Search code examples
apache-flinkflink-streaming

Flink: the result of SocketWindowCount example isn't what I expected


I am new to flink. I follow the quickstart on the flink website and deploy flink on a single machine. After I do "./bin/flink run examples/streaming/SocketWindowWordCount.jar --port 9000" and enter the words as the website described, I get the result:final result

It seems that the program didn't do the reduce,I just want to know why? Thanks.


Solution

  • The program did do a reduce, but not fully, because your input must have fallen into two different 5 second windows. That's why the 4 instances of ipsum where reported as 1 + 3 -- the first one fell into one window, and the other 3 into another window (along with the "bye").
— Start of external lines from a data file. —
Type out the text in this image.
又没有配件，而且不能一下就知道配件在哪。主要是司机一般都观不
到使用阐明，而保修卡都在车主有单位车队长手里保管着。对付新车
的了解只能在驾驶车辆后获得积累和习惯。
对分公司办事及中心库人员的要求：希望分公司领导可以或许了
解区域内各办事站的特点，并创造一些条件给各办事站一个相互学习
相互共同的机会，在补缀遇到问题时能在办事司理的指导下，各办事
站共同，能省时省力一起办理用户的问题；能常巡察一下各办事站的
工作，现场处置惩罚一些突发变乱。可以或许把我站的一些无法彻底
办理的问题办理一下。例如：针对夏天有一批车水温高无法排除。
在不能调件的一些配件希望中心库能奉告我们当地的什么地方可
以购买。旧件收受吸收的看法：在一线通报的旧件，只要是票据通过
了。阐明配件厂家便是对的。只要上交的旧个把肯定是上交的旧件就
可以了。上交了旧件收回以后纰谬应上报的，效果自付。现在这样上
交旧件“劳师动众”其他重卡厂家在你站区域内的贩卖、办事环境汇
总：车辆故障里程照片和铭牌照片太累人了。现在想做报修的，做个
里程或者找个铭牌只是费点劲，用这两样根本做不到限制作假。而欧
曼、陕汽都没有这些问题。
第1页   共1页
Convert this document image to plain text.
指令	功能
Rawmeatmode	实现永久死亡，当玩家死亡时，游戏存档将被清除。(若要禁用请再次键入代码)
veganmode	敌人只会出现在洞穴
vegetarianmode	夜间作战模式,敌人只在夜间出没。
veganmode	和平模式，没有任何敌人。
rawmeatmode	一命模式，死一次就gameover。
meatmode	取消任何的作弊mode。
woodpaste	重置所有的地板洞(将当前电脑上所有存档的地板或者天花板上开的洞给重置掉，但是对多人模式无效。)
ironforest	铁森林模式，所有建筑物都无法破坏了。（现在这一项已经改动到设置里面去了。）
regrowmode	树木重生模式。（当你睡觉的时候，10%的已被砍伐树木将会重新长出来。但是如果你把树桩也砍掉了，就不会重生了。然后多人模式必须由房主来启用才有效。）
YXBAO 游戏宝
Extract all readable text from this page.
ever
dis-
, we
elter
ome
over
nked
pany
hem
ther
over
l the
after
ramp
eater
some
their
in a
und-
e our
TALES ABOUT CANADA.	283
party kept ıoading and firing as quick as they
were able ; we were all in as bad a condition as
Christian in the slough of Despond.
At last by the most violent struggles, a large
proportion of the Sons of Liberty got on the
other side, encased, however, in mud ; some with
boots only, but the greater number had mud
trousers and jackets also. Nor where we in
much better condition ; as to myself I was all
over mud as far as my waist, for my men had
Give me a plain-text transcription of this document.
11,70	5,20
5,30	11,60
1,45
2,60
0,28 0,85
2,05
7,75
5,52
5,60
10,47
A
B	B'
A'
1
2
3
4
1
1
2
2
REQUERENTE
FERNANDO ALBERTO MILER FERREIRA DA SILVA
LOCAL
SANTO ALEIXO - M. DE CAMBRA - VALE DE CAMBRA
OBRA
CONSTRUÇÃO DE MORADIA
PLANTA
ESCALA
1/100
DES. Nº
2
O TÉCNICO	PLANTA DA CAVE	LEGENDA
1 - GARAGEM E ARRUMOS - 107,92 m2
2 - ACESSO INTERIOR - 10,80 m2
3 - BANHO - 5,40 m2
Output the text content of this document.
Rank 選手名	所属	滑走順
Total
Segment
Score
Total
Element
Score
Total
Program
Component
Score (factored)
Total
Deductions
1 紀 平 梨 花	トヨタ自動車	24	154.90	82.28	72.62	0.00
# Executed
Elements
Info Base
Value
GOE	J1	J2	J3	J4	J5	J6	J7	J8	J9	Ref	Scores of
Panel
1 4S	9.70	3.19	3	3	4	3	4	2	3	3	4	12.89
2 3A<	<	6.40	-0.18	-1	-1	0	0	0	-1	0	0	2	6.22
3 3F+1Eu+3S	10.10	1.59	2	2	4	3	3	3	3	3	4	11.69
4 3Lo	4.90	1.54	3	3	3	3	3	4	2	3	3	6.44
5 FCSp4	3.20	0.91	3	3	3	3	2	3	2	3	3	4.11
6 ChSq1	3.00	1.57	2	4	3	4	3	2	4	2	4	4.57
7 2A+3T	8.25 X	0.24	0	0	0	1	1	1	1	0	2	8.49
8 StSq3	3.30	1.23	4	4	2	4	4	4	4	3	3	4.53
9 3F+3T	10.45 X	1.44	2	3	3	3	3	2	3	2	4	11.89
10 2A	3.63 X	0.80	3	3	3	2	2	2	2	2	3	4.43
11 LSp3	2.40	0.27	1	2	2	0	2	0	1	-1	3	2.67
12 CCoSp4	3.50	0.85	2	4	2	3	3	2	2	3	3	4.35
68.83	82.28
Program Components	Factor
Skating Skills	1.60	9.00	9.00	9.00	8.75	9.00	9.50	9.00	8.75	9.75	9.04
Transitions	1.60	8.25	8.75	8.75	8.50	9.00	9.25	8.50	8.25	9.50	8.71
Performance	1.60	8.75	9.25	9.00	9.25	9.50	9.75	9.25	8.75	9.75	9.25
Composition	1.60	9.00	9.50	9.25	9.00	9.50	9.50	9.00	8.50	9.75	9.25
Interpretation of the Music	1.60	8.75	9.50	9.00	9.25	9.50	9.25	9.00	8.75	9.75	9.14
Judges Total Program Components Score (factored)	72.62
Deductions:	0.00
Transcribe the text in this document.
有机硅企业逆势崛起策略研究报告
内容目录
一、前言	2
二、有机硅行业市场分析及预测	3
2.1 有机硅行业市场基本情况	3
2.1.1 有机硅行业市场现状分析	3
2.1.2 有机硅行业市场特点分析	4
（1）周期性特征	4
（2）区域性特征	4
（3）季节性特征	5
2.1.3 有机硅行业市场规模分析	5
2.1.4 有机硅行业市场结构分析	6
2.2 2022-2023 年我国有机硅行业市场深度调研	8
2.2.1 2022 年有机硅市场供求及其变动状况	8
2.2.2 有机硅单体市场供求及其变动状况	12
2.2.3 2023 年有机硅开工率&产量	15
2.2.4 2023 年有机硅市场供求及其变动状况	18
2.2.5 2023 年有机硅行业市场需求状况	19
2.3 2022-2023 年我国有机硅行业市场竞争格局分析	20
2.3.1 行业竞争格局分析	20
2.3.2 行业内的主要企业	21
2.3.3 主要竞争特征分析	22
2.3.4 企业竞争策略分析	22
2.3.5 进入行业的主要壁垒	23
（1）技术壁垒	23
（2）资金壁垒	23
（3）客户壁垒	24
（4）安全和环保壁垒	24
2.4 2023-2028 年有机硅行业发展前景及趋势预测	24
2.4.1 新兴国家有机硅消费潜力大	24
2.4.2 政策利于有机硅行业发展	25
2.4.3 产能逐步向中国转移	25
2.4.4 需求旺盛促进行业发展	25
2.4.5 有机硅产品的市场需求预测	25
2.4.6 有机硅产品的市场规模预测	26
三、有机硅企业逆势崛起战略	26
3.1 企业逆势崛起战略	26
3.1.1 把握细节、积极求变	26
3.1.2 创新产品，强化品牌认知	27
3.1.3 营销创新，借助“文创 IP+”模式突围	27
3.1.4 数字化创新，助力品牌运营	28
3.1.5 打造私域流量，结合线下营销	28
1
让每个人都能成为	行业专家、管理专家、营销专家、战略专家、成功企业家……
    Flink's window boundaries are based on alignment with the clock. So if your input events occurred between 14:00:04 and 14:00:08, for example, they would fall into two 5 second windows -- one for 14:00:00 - 14:00:04.999 and another for 14:00:05 - 14:00:09.999 -- even though all of your events fit into a single interval that's only 4 seconds long.

    If you try again, you can expect to see similar, but probably different results. That's a consequence of doing windowed analytics based on "processing time". If you want your applications to get repeatable results, you should plan on using "event time" analytics instead (where the timestamps are based on when the events occurred, rather than when they were processed).